A capacidade de medir o tempo pode ter estado disponível milhares de anos antes do que se pensava, de acordo com pesquisadores na Escócia, que descobriram o que parece ser um calendário com 10.000 anos de idade.

Arqueólogos da Universidade de Birmingham anunciaram recentemente os resultados da sua análise de uma série de 12 poços escavados num campo em Aberdeenshire na revista Internet Archeology. A descoberta acredita-se datar de cerca de 8.000 AC.

O monumento Mesolítico parece imitar as fases da lua e pode ter sido usado para rastrear os meses lunares.
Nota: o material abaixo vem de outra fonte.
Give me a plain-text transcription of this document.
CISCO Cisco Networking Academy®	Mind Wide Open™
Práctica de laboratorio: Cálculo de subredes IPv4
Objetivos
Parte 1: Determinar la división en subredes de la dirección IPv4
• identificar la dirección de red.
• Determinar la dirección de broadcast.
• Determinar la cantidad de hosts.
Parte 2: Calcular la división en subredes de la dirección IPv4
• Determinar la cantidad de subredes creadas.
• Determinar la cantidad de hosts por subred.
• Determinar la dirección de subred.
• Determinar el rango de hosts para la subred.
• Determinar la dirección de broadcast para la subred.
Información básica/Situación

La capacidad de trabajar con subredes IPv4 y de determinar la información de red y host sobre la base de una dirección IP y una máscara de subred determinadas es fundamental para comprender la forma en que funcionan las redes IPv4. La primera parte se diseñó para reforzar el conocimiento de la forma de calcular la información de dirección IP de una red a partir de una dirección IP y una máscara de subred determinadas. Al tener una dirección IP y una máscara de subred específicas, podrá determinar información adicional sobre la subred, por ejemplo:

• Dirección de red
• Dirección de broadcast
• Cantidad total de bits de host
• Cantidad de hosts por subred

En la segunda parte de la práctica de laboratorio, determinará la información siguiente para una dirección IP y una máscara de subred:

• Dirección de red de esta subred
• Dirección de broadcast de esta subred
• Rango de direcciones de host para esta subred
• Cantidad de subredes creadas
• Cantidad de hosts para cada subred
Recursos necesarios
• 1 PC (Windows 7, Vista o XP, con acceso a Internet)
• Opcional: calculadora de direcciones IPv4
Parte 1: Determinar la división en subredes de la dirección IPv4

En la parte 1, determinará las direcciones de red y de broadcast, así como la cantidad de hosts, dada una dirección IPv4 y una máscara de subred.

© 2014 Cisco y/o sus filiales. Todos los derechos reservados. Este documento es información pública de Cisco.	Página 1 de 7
Dispostas em arco, a linha de poços é de 50 metros (aproximadamente 164 pés) de comprimento, de acordo com os cientistas. 

Os poços, que se alternam em profundidade, representam o que poderia ter sido um sistema de medição bastante sofisticado, nomeadamente a divisão do mês lunar em três semanas de dez dias.

Mais antigo calendário do mundo encontrado na Escócia (fotos, vídeo)


"A evidência sugere que as sociedades caçadoras coletoras, na Escócia, tinham tanto a necessidade como a sofisticação para medir o tempo ao longo dos anos, para corrigir o desvio sazonal do ano lunar e que isso ocorreu cerca de 5.000 anos antes dos primeiros calendários formais conhecida no Oriente Médio", disse Vince Gaffney, líder do projeto e da Universidade de Birmingham.

Os pesquisadores foram rápidos em destacar a importância antropológica da descoberta. "A capacidade de medir o tempo está entre as mais importantes conquistas das sociedades humanas e a questão de quando o tempo foi "criado" pela humanidade é fundamental na compreensão de como a sociedade se desenvolveu", diz o resumo do artigo.

O calendário lunar teria grandes implicações culturais e económicas para os caçadores-coletores que vivem na área, relata a National Geographic. 

"Isso mostra que a sociedade da Idade da Pedra era muito mais sofisticada do que já se acreditava anteriormente, especialmente no norte, que até recentemente tem sido uma espécie de página em branco para nós", disse Richard Bates, geofísico da Universidade de St. Andrews, que trabalhou no projeto.